Analyst: This Could Be Huge for IBM Stock
International Business Machines Corp. (NYSE:IBM) is on an acquisition spree and is venturing into some new and unexplored territories. One analyst now sees great value in IBM stock.
After having lost a big chunk of its value, IBM is back on a winning streak. “Big Blue” has made some promising acquisitions this year to reinvigorate its business. The latest of these was announced on Thursday.
IBM is buying healthcare analytics firm Truven Health Analytics. This acquisition will become part of IBM’s “Watson Health” unit, which acquired a number of similar companies in the healthcare analytics business last year.
Recall that earlier this month, IBM also made two different acquisitions in the online advertising and digital media business; one was German ad agency Aperto and the other was top U.S.-based digital agency Resource/Amirati.
Prior to those acquisitions, IBM also acquired cloud-based video streaming service Ustream in January.
At a cursory look, it seems like IBM has too many irons in the fire. But look closely and you’ll see the pattern here. All of these acquisitions have one thing in common. They are all part of IBM’s expansion strategy supplementing its “Strategic Imperatives” segment.
One analyst is now identifying this connection and foresees great value in it.
Morgan Stanley analyst Katy Huberty points out that IBM is transforming into a cloud-based analytics company. (Source: “Morgan Stanley Highlights ‘Valuation Disconnect’ in IBM (IBM), Upgrades Stock to ‘Buy’,” Street Insider, February 18, 2016.)
Huberty says that IBM’s Strategic Imperatives segment now accounts for 35% of IBM’s revenue and grew 17% in 2015, or 26% on constant currency basis. This segment includes three sub-units: data, cloud, and engagement solutions. The engagement unit further includes mobile and security solutions.

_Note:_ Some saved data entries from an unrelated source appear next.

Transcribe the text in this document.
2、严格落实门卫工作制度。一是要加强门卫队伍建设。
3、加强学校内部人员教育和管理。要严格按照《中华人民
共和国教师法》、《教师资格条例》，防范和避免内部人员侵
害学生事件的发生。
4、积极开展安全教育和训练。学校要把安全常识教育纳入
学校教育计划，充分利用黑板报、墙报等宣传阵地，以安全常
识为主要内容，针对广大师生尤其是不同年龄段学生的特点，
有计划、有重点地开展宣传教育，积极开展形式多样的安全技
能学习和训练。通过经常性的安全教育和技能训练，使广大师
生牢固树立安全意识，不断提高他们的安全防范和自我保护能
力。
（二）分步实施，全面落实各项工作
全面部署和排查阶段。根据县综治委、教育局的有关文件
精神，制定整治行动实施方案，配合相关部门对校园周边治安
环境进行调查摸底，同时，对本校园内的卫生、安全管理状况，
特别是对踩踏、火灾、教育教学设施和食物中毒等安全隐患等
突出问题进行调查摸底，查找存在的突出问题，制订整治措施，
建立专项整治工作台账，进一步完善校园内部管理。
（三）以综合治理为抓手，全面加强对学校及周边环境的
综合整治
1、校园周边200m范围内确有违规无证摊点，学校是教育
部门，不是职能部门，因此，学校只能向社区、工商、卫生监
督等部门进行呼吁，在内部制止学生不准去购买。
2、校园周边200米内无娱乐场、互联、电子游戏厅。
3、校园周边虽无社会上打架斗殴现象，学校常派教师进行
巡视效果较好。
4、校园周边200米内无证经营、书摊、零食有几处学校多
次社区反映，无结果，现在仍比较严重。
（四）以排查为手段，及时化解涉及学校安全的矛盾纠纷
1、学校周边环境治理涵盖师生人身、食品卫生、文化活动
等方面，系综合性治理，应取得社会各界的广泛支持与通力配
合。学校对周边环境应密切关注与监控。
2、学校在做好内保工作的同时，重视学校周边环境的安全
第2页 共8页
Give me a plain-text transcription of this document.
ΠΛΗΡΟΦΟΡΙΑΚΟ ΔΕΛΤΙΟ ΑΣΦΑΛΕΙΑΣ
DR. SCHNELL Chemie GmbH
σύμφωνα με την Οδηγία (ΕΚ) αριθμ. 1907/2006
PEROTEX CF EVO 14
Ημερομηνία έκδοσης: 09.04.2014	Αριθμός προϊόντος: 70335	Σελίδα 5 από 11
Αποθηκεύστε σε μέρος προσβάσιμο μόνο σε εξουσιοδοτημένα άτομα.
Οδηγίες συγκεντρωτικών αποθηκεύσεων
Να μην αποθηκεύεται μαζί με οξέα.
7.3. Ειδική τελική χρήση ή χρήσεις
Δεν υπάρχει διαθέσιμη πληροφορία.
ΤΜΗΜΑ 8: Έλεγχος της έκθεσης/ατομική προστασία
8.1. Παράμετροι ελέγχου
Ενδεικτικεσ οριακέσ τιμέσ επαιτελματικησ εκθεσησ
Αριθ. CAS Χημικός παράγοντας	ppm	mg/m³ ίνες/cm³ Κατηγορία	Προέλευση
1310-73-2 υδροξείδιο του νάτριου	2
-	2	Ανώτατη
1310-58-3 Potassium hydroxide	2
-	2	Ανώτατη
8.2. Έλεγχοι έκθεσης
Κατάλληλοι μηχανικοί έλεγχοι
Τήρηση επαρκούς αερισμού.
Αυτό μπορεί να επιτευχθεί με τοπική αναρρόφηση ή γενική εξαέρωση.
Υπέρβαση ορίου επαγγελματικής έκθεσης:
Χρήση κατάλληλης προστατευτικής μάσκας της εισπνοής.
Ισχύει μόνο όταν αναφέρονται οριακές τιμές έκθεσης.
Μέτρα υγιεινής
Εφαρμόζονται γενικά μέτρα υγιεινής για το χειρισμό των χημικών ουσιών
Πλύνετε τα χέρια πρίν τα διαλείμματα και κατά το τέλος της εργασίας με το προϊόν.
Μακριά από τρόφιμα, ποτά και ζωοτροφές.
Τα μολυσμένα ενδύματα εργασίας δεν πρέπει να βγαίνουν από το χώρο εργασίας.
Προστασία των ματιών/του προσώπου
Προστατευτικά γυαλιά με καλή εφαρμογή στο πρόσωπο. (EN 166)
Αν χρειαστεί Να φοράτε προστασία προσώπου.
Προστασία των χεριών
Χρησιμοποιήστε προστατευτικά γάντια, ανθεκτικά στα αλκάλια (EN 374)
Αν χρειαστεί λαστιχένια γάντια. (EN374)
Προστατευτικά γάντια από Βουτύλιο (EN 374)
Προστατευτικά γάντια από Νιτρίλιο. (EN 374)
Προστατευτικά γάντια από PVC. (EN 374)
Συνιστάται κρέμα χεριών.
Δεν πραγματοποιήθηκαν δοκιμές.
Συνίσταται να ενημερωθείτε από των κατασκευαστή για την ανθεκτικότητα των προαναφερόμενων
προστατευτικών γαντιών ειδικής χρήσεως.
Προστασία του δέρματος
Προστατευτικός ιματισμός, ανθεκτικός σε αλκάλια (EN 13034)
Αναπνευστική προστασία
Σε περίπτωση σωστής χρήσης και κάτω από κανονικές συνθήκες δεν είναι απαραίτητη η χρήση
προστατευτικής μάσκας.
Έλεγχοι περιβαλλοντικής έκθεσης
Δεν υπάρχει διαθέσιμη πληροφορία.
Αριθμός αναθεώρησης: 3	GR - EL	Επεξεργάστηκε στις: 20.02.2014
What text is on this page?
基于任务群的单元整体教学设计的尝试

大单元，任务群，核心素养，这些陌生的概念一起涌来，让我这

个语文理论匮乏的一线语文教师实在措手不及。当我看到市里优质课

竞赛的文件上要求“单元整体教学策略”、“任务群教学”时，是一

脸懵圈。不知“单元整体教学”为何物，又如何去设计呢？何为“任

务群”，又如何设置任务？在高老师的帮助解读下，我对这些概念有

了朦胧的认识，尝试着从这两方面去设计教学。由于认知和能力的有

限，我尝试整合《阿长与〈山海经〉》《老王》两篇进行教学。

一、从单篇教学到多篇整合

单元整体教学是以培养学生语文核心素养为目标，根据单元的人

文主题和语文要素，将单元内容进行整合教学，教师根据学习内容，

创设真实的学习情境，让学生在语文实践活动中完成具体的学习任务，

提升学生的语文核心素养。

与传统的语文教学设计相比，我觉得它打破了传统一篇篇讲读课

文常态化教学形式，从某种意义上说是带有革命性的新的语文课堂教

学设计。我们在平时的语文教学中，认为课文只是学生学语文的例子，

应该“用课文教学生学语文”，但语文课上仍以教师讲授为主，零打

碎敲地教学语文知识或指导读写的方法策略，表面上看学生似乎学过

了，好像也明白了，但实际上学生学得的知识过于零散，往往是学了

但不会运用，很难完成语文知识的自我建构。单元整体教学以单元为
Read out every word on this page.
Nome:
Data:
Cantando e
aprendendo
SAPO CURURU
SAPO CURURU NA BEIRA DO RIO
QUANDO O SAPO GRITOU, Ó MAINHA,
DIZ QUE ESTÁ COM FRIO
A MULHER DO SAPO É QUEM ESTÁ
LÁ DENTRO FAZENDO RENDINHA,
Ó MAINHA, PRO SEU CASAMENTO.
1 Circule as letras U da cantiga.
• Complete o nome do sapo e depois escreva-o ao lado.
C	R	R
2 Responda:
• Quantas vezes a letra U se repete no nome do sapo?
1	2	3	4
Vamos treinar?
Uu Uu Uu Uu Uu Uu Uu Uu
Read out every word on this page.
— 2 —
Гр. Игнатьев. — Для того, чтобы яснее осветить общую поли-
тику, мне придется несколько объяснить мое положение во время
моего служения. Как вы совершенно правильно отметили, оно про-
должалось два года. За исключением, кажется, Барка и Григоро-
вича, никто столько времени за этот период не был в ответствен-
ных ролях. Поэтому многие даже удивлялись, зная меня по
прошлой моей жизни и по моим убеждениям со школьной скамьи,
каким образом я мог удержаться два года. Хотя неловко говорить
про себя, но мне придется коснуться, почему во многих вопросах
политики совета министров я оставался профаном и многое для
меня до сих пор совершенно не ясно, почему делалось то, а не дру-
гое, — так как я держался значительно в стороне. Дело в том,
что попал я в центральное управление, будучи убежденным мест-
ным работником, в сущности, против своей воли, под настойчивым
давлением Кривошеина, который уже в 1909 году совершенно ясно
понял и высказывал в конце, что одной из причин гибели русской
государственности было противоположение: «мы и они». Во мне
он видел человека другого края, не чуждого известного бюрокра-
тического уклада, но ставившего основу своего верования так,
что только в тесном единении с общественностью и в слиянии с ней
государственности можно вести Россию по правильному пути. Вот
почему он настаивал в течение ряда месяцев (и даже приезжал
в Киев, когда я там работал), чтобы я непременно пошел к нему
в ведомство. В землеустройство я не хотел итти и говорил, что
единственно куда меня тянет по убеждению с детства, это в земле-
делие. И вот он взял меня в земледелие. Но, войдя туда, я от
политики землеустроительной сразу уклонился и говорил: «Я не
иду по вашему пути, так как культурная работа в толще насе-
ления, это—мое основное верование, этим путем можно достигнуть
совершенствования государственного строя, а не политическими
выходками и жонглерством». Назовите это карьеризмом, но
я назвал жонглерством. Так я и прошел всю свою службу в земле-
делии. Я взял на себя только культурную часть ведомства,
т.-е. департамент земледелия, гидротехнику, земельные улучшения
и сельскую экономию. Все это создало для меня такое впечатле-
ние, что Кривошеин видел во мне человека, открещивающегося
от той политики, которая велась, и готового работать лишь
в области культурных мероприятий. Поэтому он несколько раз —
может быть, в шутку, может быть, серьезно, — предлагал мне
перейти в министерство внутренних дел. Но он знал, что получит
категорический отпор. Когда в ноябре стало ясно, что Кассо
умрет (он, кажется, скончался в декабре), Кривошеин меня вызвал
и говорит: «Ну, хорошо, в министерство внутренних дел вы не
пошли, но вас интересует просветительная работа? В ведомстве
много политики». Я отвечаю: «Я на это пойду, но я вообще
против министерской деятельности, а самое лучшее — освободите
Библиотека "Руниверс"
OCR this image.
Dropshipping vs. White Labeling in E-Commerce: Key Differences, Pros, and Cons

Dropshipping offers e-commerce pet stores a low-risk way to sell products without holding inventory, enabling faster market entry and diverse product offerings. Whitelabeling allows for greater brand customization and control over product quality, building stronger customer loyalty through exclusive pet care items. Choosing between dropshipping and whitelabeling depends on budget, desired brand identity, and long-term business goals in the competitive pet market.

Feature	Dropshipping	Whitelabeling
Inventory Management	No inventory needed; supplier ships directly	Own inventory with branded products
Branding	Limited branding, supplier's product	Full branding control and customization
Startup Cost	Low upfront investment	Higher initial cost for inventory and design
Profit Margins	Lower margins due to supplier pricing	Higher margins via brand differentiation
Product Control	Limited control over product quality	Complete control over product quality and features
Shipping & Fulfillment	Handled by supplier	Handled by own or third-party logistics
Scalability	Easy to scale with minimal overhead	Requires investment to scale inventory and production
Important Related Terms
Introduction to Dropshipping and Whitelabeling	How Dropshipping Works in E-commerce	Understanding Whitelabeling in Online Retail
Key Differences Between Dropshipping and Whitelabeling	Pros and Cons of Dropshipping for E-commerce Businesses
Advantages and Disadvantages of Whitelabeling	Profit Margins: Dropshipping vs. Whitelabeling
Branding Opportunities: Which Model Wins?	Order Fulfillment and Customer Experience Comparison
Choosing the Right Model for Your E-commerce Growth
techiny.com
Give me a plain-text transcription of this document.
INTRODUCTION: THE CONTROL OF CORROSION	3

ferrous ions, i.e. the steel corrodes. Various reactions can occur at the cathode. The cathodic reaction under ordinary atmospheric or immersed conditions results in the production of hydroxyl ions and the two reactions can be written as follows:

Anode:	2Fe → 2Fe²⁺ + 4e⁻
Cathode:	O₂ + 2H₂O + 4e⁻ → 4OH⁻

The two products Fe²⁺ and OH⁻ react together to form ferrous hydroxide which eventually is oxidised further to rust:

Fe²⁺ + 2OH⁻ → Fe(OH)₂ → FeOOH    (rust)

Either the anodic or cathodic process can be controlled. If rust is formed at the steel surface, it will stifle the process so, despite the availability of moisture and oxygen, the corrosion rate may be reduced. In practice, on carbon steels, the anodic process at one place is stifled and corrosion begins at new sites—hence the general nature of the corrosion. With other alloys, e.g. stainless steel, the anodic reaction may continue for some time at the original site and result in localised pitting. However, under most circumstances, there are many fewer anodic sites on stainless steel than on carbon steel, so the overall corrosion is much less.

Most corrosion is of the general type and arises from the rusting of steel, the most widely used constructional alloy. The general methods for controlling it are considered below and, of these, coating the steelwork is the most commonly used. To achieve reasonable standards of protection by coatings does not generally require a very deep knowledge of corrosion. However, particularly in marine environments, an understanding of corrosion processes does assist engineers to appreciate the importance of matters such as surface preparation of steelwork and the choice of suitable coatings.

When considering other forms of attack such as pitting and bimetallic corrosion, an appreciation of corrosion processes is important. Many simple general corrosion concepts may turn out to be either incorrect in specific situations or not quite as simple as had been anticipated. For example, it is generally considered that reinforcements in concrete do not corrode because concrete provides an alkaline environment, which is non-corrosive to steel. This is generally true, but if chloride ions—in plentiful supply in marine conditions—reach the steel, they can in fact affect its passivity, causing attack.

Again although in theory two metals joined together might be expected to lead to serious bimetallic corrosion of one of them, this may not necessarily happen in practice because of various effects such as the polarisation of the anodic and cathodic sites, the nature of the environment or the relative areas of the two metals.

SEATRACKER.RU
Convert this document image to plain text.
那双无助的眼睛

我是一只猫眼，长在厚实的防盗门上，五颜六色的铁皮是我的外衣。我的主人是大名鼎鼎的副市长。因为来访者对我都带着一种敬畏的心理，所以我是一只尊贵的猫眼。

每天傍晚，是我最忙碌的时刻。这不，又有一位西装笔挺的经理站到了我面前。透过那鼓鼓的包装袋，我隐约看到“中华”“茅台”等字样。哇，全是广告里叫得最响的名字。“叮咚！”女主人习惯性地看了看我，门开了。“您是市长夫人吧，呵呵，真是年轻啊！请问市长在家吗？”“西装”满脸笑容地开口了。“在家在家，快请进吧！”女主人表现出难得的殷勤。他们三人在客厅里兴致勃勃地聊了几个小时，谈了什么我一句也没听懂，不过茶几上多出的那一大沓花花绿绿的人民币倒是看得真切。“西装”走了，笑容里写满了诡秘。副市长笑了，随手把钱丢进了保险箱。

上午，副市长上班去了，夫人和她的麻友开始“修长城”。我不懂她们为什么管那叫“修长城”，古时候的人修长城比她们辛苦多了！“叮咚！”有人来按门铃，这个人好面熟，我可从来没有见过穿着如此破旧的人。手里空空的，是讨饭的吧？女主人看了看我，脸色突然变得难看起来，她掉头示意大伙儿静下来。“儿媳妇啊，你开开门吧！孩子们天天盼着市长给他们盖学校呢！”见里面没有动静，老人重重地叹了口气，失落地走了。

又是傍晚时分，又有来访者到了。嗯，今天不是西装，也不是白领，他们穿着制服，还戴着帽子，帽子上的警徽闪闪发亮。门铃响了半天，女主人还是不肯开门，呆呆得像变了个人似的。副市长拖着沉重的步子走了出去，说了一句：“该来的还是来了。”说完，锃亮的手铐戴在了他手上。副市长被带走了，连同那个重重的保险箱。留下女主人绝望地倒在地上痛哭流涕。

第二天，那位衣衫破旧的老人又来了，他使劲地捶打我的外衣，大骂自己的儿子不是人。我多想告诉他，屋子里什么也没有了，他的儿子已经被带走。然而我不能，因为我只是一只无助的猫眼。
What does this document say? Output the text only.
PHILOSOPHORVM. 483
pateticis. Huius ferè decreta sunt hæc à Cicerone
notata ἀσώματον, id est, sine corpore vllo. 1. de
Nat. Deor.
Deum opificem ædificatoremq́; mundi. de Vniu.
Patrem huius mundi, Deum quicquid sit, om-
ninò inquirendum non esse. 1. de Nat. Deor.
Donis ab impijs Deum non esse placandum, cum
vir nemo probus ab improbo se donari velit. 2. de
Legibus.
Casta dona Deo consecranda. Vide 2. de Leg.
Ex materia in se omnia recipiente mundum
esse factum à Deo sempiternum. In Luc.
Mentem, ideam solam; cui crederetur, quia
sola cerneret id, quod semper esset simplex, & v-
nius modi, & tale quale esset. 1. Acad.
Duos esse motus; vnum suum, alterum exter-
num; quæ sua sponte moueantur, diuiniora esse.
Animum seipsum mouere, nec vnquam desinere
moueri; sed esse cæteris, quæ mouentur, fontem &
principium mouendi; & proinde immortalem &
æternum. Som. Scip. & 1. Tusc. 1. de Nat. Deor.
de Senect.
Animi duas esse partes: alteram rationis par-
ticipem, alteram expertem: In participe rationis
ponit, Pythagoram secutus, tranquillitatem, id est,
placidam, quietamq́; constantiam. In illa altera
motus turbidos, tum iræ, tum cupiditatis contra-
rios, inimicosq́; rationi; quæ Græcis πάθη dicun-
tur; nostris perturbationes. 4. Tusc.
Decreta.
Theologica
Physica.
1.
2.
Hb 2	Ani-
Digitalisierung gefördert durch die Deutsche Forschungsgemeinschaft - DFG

According to Huberty, the stellar double-digit growth reflects IBM’s faster-than-expected transformation to “higher growth and higher value solutions.”
“We believe IBM warrants a premium over other hardware companies that haven’t invested heavily to transform to new computing paradigms,” says Huberty. (Source: Ibid.)
The analyst estimates IBM to be undervalued at current levels. She believes that the market will soon realize this hidden value in IBM stock.
Huberty forecasts IBM’s revenue to stabilize in 2016 and then accelerate in 2017. She also forecasts the company’s free cash flows to improve in the second quarter of 2016.
She says, “These higher growth categories are undervalued based on our sum-of-the-parts (SOTP) analysis.” She continues, “We expect the valuation disconnect to correct with new disclosures (expected at IBM’s Feb 25th analyst day), stabilizing revenue trends this year (with acceleration in 2017+), and improving FCF (as early as 2H16).” (Source: Ibid.)
The Morgan Stanley analyst has upgraded IBM stock to an “Overweight” rating with a price target of $140.00. The stock is currently trading at nearly a six-percent discount to this price.